The gallery is filled with memories of Her Majesty’s photographic images, videos and audio clips pinned directly onto a Google Map on the dedicated Historypin site, and to let anyone see historical images in modern context within Google Maps.
History pin is also inviting people from around the world to submit photos, videos and other memories of The Queen during these visits.
“Using Google Maps and Street View, the Historypin platform enables you to pinpoint the exact location of where the imagery was captured. They’ll be overlaid onto Street View, so you can compare glimpses of the Queen’s 60-year reign with how they look today. Throughout her six decades on the throne,” informs Google.

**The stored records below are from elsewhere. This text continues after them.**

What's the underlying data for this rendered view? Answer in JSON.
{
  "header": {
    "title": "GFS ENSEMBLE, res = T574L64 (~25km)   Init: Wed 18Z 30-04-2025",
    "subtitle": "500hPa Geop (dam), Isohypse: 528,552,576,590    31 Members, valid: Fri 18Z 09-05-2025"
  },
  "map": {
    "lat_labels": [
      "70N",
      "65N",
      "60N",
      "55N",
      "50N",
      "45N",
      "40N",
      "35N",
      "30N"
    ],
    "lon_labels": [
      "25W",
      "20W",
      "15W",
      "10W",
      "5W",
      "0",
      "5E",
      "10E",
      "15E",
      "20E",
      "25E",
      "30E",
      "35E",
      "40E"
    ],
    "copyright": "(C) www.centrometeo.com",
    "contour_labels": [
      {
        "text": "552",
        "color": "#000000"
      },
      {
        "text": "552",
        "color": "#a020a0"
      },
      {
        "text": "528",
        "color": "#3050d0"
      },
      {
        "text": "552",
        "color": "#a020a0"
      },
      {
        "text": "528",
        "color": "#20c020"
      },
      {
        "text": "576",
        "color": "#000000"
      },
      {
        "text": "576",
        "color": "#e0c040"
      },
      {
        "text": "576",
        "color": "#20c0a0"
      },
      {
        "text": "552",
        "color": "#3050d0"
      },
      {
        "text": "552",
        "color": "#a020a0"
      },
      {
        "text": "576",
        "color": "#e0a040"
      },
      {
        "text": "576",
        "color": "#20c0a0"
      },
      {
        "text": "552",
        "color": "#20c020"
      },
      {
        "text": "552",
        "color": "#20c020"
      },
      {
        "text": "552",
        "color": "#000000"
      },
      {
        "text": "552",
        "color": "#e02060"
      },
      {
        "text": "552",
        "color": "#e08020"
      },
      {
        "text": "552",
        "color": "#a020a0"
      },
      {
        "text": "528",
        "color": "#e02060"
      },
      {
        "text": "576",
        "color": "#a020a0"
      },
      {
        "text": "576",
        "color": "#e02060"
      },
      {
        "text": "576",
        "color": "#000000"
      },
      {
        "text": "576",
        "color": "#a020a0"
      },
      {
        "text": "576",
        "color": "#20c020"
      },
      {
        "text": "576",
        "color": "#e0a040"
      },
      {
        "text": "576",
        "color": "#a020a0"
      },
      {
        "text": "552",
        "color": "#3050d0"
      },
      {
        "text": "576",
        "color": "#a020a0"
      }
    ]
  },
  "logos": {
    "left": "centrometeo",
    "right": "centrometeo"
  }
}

The collection has been boosted by the provision of images from The Queen’s overseas visits taken by press photographers, and by photographs of items from the Buckingham Palace’s Royal Archives. The Queen has undertaken hundreds of visits around the United Kingdom and 261 official overseas visits to 116 different countries.

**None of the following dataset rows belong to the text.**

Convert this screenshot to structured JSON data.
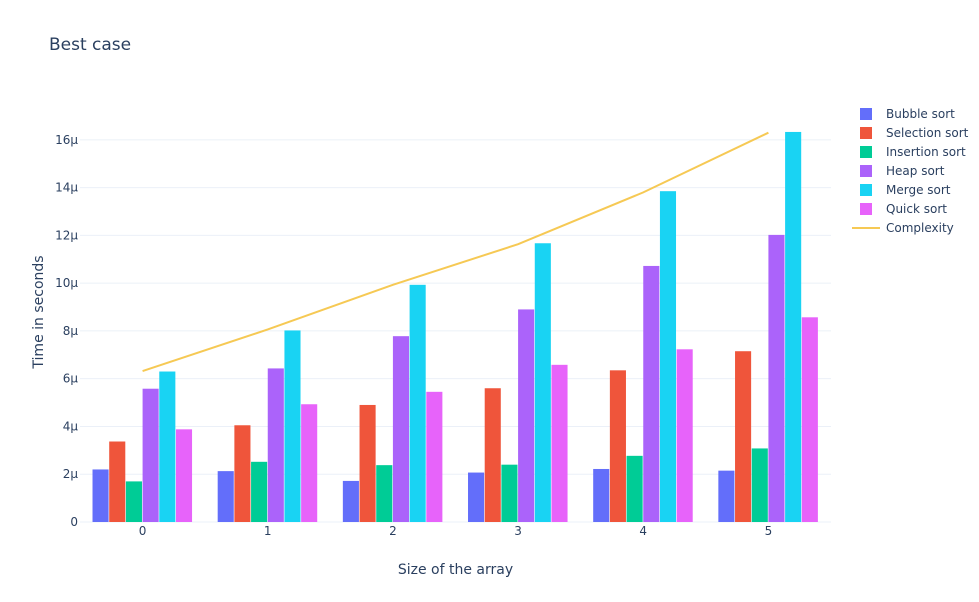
{
  "chart_data": {
    "type": "bar",
    "title": "Best case",
    "xlabel": "Size of the array",
    "ylabel": "Time in seconds",
    "categories": [
      "0",
      "1",
      "2",
      "3",
      "4",
      "5"
    ],
    "ylim": [
      0,
      17.5
    ],
    "y_ticks": [
      0,
      2,
      4,
      6,
      8,
      10,
      12,
      14,
      16
    ],
    "y_tick_labels": [
      "0",
      "2μ",
      "4μ",
      "6μ",
      "8μ",
      "10μ",
      "12μ",
      "14μ",
      "16μ"
    ],
    "grid": true,
    "legend_position": "top-right",
    "series": [
      {
        "name": "Bubble sort",
        "kind": "bar",
        "color": "#636efa",
        "values": [
          2.2,
          2.13,
          1.72,
          2.07,
          2.22,
          2.15
        ]
      },
      {
        "name": "Selection sort",
        "kind": "bar",
        "color": "#ef553b",
        "values": [
          3.37,
          4.05,
          4.9,
          5.6,
          6.35,
          7.15
        ]
      },
      {
        "name": "Insertion sort",
        "kind": "bar",
        "color": "#00cc96",
        "values": [
          1.7,
          2.52,
          2.38,
          2.4,
          2.77,
          3.08
        ]
      },
      {
        "name": "Heap sort",
        "kind": "bar",
        "color": "#ab63fa",
        "values": [
          5.58,
          6.43,
          7.78,
          8.9,
          10.72,
          12.02
        ]
      },
      {
        "name": "Merge sort",
        "kind": "bar",
        "color": "#19d3f3",
        "values": [
          6.3,
          8.02,
          9.93,
          11.67,
          13.85,
          16.33
        ]
      },
      {
        "name": "Quick sort",
        "kind": "bar",
        "color": "#e763fa",
        "values": [
          3.88,
          4.93,
          5.45,
          6.58,
          7.23,
          8.57
        ]
      },
      {
        "name": "Complexity",
        "kind": "line",
        "color": "#f6c954",
        "values": [
          6.32,
          8.06,
          9.93,
          11.63,
          13.8,
          16.3
        ]
      }
    ]
  }
}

“Items from the Royal Archives include the sitar presented to The Queen during her visit to India in 1997, an earthenware vase presented to the Queen by the Prime Minister of Japan and a map showing the air routes around South Australia during the 1954 Commonwealth Tour,” Google added.
You can submit your memories of The Queen at www.historypin.com/DiamondJubilee/.
Update 04/16: Google created a 3D aerial view video of the procession route, providing a virtual tour of the landmarks that The Queen will pass.
“The procession starts with a view of New Palace Yard, leading up through Whitehall, past the Cenotaph war memorial, a focal point for Remembrance Sunday. It then moves on to pass Downing Street, home of the British Prime Minister and around Trafalgar Square. The route then goes through Admiralty Arch before heading up the Mall and ending at Buckingham Palace,” Google informs.
With the summer of 2012 is set to draw in millions of visitors to the UK. To explore London landmarks in Google Earth, check the 3D buildings box in the left-hand panel under “Layers,” then type “London” in the search bar on the top left and use the navigation controls in the upper right to zoom in, spin around and tilt the view. Alternatively, you can go to Earth View on Google Maps in your browser.